They say the early bird gets the worm. And that’s no exception in the case of a heart attack.
A recent study found that heart attack patients who received the inexpensive beta-blocker (blood-pressure reducer) metoprolol, en route to the hospital reduced damage to the heart significantly during a heart attack.
The study, done in Spain, reported that this strategy could be practiced globally to change how heart attacks are treated. People currently don’t receive medication before an angioplasty, the routine treatment for removing the blockage that causes a heart attack.
Borja Ibáñez, MD, PhD, head of the Experimental Cardiology Group at Centro Nacional de Investigaciones Cardiovasculares Carlos III (CNIC) in Spain and clinical cardiologist at the Hospital Clínico San Carlos in Spain, was the joint lead investigator of this study along with Valentín Fuster, MD, PhD, general director of CNIC, who also serves as director of Mount Sinai Heart and physician-in-chief at The Mount Sinai Medical Center.
A total of 270 patients experiencing a myocardial infarction (heart attack; when the coronary arteries are blocked) were recruited since 2010 in four of Spain’s regions: Madrid, Galicia, León and Cantabria. Patients were randomly assigned to receive either intravenous metoprolol or a placebo (fake) treatment when they were diagnosed with a heart attack in an ambulance.
Patients were given MRIs (magnetic resonance imaging) a week after their heart attack to measure their damaged heart tissue. MRIs were reviewed at the central CNIC lab by cardiologists unaware of who received treatment and who didn’t.
They found that the 139 patients who received metoprolol had 20 percent less heart tissue damage than those who didn’t get the medicine.
Metoprolol costs less than $3 per treatment.
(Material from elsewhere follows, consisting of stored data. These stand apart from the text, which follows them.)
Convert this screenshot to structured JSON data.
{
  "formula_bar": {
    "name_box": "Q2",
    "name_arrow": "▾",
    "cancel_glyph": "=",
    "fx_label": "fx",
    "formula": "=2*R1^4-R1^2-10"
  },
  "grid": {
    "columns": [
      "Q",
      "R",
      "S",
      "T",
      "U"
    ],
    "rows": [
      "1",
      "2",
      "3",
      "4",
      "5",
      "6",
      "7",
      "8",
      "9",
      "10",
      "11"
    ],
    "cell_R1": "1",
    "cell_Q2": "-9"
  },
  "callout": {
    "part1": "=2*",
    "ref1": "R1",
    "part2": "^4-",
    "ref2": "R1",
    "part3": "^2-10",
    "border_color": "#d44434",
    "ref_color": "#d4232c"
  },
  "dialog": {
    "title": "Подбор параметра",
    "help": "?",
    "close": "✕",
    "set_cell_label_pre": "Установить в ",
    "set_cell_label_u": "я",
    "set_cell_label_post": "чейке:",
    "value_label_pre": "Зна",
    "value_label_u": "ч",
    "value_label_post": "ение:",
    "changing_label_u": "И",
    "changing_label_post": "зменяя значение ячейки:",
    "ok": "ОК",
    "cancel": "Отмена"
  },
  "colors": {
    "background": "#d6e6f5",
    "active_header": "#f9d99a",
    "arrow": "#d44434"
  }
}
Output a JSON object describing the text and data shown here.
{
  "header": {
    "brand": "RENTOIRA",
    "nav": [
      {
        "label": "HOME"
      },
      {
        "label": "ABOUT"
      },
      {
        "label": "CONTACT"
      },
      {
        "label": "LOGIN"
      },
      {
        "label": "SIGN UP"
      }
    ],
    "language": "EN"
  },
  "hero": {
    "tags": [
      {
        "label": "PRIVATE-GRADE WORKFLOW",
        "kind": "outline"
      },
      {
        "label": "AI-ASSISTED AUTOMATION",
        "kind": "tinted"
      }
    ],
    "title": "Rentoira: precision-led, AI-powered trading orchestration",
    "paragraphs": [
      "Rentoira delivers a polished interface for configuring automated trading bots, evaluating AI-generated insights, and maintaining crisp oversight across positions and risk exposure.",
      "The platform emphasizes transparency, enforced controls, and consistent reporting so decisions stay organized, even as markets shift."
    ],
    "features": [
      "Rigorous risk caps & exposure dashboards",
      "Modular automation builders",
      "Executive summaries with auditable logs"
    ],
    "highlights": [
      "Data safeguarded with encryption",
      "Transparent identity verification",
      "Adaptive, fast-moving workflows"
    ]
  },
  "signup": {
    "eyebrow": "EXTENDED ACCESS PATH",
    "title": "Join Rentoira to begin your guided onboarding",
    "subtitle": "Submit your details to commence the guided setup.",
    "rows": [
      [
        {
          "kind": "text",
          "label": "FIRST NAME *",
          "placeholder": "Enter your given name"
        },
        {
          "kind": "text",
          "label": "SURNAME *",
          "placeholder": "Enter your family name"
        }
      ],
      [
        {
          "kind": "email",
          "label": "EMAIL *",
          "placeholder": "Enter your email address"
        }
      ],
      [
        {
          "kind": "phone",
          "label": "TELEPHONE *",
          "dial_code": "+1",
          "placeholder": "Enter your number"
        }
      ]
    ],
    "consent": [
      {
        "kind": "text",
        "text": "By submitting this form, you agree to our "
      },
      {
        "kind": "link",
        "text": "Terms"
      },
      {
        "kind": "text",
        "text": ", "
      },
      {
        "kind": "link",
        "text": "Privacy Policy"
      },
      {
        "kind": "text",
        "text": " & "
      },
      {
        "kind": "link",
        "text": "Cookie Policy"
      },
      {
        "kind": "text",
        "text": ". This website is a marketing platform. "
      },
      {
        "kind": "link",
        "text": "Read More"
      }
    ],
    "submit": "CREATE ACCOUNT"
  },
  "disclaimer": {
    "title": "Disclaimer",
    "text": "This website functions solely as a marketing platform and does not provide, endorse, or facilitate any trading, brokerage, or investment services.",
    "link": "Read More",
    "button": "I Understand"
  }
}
According to researchers, patients with less damage to heart tissue are less likely to need costlier treatments like an implantable defibrillator (a pager-sized device implanted in the chest) or require extended hospitalization. Researchers are conducting a cost-effective analysis to assess the potential savings.
Hospitals in Spain participating in the METOCARD-CNIC trial included Hospital Clínico San Carlos, Hospital de La Princesa, Hospital 12 de Octubre, Hospital Puerta de Hierro, and Hospital Quirón (Madrid), Hospital Meixoeiro (Galicia), Hospital de León (León) and Hospital Marqués de Valdecilla (Cantabria).
Researchers are now analyzing the effect of metoprolol on the heart. They plan to enroll more patients from around the world in the trial.
The study was published in the journal Circulation on October 1. It was conducted at CNIC in Spain and Icahn School of Medicine at Mount Sinai.
The study was funded by the Spanish Ministry of Economy and Competitiveness, a research grant from the CNIC and the designation of CNIC as a Severo Ochoa center in 2011. Support was also received from the Spanish Ministry of Health, Social Services and Equality, Philips, the Fundación Mutua Madrileña and from Pro-CNIC Foundation members, who donate to the CNIC.